Kaynaklar, Le Drian'ın Lübnan'a yeni bir şey getirmediğini ve yaptıklarının çoğunun farklı pozisyonları keşfetme çerçevesinde kaldığını bildirdi. Muhtemelen Le Drian, kısa bir süre önce Paris yönetimini içinde bulunduğu kısır döngüden çıkarmak için yeni bir girişim versiyonu başlatarak Fransız rolünü yeniden canlandıracak. Aynı zamanda tarafların yeniden bir araya gelmeye ne kadar hazır olduklarını ortaya koyacak. Bu girişim Macron'un, Hamas'la savaşında İsrail'in bakış açısına yönelik önyargısına tepki olarak Fransa-Lübnan atmosferinin aldığı yaraları da temizleyecek.

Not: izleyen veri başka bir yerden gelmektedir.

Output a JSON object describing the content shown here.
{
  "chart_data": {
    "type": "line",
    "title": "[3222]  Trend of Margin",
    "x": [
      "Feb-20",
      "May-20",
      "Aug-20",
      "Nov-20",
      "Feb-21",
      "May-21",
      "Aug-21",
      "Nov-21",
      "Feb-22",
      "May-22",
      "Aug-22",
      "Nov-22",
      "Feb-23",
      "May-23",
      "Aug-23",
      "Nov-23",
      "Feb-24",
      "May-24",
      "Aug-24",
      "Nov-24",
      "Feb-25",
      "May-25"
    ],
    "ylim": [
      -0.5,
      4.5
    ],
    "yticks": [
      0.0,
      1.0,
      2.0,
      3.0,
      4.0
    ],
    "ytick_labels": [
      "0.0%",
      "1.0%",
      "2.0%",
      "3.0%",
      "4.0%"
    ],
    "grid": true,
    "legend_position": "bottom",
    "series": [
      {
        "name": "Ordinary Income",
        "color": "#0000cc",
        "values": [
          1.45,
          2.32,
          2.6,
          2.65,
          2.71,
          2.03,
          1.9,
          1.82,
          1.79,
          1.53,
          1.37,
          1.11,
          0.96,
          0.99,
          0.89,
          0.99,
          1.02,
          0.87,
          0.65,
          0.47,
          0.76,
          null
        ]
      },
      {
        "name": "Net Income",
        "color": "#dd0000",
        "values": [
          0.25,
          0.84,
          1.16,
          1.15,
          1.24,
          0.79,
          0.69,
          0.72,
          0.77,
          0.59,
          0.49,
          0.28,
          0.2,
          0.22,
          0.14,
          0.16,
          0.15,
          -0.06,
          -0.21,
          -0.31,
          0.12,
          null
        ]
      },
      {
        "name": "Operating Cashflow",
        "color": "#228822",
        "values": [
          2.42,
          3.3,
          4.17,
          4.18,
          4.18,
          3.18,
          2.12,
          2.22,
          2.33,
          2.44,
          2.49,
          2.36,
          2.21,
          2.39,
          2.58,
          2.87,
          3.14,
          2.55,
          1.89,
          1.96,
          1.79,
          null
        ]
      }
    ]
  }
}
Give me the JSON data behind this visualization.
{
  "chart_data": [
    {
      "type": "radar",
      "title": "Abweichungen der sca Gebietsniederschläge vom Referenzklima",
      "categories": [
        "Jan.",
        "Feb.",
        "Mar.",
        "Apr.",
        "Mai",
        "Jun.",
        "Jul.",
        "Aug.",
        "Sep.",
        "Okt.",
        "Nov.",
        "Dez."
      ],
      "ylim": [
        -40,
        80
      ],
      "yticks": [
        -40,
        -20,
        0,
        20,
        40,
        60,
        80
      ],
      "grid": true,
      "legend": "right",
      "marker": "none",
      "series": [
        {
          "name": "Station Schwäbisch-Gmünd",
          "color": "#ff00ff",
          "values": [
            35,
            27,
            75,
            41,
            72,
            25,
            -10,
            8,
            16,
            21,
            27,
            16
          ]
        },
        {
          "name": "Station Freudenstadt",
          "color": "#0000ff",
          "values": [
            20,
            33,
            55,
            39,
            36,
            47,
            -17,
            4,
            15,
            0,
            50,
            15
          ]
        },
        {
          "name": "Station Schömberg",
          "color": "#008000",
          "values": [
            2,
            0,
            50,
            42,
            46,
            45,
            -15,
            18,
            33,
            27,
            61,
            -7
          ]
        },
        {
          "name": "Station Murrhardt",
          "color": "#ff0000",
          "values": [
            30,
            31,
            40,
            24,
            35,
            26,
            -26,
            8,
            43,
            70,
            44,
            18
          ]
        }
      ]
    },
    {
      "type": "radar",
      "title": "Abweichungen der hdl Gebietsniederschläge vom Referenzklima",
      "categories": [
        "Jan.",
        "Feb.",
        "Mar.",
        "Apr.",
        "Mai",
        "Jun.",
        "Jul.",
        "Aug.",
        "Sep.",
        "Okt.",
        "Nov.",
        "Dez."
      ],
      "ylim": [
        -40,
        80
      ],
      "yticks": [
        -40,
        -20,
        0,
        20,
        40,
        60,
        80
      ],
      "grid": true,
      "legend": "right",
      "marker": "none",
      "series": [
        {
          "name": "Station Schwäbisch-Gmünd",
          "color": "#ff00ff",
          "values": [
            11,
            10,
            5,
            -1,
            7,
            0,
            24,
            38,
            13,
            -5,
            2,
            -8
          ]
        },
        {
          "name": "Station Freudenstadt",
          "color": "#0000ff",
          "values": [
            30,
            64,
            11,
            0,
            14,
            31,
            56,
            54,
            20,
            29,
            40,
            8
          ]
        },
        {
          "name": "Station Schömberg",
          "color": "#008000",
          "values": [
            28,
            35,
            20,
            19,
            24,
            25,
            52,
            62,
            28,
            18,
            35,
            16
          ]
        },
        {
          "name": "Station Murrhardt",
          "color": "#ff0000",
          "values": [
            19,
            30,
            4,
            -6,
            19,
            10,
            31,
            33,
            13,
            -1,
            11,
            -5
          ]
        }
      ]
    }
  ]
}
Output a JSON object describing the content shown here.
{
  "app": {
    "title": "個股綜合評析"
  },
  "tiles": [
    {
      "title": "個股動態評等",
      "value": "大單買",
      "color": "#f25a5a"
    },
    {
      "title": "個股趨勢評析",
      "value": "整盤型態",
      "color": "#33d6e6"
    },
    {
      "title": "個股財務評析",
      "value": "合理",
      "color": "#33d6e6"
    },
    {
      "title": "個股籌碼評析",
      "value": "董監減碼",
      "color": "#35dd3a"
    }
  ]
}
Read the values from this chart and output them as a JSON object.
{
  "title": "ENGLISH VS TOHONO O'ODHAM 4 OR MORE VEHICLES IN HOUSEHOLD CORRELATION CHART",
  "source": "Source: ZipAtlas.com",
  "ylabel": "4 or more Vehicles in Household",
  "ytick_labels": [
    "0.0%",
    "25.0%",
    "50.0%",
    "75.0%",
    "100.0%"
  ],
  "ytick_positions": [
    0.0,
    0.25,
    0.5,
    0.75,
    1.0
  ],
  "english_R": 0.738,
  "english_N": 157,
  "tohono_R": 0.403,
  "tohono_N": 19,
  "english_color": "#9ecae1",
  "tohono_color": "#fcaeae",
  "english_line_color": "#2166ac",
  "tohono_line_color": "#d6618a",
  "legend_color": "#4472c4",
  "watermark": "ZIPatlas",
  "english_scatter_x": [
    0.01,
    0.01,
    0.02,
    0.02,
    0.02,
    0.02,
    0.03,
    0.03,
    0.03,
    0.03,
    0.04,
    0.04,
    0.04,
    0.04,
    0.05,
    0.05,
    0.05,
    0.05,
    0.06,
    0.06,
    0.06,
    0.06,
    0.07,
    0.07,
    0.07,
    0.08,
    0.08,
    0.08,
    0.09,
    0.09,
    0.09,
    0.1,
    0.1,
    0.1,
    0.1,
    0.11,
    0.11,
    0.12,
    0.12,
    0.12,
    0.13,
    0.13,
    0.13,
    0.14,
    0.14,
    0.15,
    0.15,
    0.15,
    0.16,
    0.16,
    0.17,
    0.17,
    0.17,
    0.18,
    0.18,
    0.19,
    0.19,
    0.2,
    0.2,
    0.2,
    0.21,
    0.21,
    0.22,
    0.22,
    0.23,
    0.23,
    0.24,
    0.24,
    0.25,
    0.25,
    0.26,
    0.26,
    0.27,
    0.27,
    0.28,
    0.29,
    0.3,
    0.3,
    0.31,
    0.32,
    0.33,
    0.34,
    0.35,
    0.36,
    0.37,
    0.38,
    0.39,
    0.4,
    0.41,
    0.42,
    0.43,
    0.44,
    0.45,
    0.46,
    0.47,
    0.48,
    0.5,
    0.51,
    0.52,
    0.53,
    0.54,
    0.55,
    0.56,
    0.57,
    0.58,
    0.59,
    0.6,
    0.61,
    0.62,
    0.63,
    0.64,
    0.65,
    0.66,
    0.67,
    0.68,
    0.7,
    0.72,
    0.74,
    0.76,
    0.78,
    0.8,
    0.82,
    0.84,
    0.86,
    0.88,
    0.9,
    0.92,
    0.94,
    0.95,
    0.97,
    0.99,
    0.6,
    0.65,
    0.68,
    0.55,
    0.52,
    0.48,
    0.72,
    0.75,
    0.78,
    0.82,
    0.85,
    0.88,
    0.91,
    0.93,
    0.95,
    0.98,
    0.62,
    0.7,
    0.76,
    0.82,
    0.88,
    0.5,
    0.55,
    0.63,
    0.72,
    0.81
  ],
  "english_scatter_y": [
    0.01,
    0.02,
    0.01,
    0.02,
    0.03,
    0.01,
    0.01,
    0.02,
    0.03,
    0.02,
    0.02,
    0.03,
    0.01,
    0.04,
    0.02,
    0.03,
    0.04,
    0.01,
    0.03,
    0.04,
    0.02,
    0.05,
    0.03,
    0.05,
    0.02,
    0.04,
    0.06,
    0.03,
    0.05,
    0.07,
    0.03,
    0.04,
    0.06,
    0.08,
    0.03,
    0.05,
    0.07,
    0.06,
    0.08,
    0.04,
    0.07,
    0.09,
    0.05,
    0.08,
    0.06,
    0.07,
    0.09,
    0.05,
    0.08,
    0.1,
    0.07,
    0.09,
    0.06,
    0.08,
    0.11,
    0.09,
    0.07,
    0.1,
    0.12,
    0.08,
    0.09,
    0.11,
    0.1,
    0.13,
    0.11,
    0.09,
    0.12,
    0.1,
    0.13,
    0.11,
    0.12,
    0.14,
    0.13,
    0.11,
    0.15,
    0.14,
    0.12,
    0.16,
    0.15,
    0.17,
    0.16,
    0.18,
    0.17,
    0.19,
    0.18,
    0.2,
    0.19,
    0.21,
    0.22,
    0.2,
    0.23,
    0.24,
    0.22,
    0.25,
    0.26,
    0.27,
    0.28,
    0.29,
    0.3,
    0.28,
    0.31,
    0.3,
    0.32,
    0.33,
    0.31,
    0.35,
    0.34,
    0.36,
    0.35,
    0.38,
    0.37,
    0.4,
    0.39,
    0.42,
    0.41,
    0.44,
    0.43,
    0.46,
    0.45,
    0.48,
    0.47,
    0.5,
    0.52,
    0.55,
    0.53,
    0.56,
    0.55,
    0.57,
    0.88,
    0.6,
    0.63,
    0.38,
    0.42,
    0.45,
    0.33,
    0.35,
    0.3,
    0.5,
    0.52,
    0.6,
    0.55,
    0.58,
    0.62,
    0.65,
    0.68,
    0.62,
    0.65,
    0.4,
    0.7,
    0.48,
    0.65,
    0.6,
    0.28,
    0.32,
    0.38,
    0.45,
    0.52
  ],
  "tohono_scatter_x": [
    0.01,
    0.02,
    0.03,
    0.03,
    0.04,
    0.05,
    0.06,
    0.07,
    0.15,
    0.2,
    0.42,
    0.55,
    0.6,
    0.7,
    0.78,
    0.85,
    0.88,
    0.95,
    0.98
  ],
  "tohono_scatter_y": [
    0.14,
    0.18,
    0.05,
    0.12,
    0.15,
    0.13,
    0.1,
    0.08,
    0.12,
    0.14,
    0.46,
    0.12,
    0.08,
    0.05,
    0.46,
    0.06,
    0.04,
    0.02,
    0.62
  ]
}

Kaynaklar Paris yönetiminin, Hamas'ın İsrail yerleşim yerlerini işgaline verdiği ilk tepki sonucunda oluşan siyasi boşluğun doldurulması gerektiğine inanıyor. Bunun sebebi olarak Macron'un Tel Aviv'e yaptığı ziyaret sırasında özellikle İsrail’le dayanışma amacıyla ortaya koyduğu pozisyonlar öne sürülüyor.
Geriye tek bir soru kalıyor: Acaba Le Drian'ın Beyrut ziyareti Beşli Komite üyesi ülkelerle koordinasyon içinde mi gerçekleşiyor? Özellikle de ABD, Mısır, Suudi Arabistan ve Katar'la iletişimi kesmediği ve bu ülkelerin Lübnan dosyasıyla ilgili bir heyeti keşif amacıyla Beyrut'a göndermeyi düşündükleri söylendiği bir anda mı gerçekleşiyor? Yoksa Lübnan şu anda Hamas ve İsrail arasındaki savaşın patlak vermesinden önceki dönemden farklı yeni bir döneme mi giriyor?
Le Drian'ın Beyrut'a gelişinin, Hamas ve İsrail arasındaki insani ateşkesin uzatılması olasılığını tespit etmek için fikirleri karıştırma şemsiyesi altında olduğunu söyleyenler de var. Le Drian, cumhurbaşkanlığı seçiminin devam eden krizi açısından Lübnan sahnesinden çekilmeyecektir. Siyasi kaynaklar ise Paris yönetimi için şu anda önemli olanın Lübnan'daki rolünü yeniden canlandırmak olduğunu vurguluyor. Belki de Paris yönetimi, bocalayan girişimine yeniden ruh kazandıracaktır. Bunun tek nedeni Lübnanlılar arasındaki anlaşmazlık değil; Lübnan dosyasından sorumlu Fransız ekibin önerilerinde uyum olmaması. Tek bir kitabı iyi okuyamaması da bunun bir nedeni. Ancak Fransız ekibi, Paris yönetiminin Franciyye'in cumhurbaşkanlığı adaylığını kabul etmesine yönelik Fransız girişimine tepki olarak kamuoyunda ortaya çıkmaya başlayan görüşlerin çeşitliliğinde çok ileri gitti. Bu durum, Paris yönetimi Lübnan’a geri dönmeden önce oldu ve Macron, Le Drian'ı inisiyatifine ruh kazandırma ve sürdürme misyonuyla görevlendirdi.